Technically yes and no. The narrator, as the protagonist, knows everything about herself and therefore the readers will know much about her personality, thoughts, feelings, and backstory. However, she – and in extension the readers – will not know how other characters are thinking or feeling. This perpetuates the mystery surrounding allegiances throughout the rebellion and coup.
Does the narrator affect or interact with the characters?
Yes, she will be active within her own story, and her decisions will play a key role in how the other characters develop throughout the course of the series (a trilogy).
What is the narrator’s relationship to the protagonist?
She is the protagonist’s inner voice.
Who is the narrator addressing?
She is addressing the readers; in this case, I may write this as a memory in past tense as though it were being recounted to others after the fact. However, I have yet to decide the best way to present the story and need to write a couple test scenes in order to gauge my preference.
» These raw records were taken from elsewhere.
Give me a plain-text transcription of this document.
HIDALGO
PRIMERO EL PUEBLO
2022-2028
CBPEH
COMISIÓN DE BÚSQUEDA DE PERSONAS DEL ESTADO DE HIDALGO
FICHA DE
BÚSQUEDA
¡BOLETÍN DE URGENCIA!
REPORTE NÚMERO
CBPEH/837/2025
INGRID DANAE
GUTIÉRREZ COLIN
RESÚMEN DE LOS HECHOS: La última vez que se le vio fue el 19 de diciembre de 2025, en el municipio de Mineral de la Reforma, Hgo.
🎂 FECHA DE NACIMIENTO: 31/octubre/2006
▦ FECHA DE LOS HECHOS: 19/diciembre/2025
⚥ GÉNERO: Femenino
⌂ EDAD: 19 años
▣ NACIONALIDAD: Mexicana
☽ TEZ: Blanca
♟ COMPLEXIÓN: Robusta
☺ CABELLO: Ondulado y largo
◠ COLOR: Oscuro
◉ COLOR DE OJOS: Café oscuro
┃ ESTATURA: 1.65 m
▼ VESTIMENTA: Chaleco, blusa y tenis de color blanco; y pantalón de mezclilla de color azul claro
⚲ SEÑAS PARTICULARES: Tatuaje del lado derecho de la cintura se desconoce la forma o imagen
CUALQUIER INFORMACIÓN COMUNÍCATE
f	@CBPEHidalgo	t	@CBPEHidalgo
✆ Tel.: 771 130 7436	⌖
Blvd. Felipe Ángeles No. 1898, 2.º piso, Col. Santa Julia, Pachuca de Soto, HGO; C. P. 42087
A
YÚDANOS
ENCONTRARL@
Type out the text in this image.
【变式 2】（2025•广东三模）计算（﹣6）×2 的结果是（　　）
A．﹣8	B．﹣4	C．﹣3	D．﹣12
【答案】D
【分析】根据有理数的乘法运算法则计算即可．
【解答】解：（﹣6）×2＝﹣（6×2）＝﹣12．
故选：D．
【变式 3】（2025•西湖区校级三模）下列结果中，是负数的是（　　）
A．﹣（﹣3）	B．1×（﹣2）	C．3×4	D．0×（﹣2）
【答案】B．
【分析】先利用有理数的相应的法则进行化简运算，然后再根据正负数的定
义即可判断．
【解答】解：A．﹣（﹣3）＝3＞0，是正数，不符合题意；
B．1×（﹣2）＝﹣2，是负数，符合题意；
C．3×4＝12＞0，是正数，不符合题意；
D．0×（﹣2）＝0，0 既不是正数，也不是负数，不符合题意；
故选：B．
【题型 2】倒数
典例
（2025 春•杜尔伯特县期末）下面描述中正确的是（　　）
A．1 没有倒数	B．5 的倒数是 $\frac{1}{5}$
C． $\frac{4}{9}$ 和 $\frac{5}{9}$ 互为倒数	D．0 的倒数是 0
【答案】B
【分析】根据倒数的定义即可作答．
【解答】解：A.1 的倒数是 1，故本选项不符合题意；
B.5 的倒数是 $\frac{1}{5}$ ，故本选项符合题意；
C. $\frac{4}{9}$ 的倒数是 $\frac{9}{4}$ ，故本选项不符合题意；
How does the narrator feel towards the addressee?
If it is being written as a flashback from a future protagonist, then it is likely being recounted to someone the protagonist likes and trusts, but who wasn’t present during the events of the series. Perhaps her future children?
How does the narrator’s character emerge?
Through both action and internal dialogue, the character will emerge bit-by-bit. The readers will share her journey as she learns and grows as a person, and hopefully the readers will come to care about her trials with her.
How do the narrator’s opinions and judgments emerge?
The protagonist starts off as a very judgmental person and this will be apparent through her thoughts about other characters she meets along the way. However, as she develops, I hope for her judgmental nature to soften as she realizes that not everyone is as they seem at first appearances.
Are there any factors that make the narrator unreliable?
Technically, the fact that everything is happening from the protagonist’s perspective means that the readers are only privy to the information as seen through her eyes. Therefore, there could be mistakes or misunderstandings that result in false information for the reader. Only time will tell as that is my secret to keep – for now.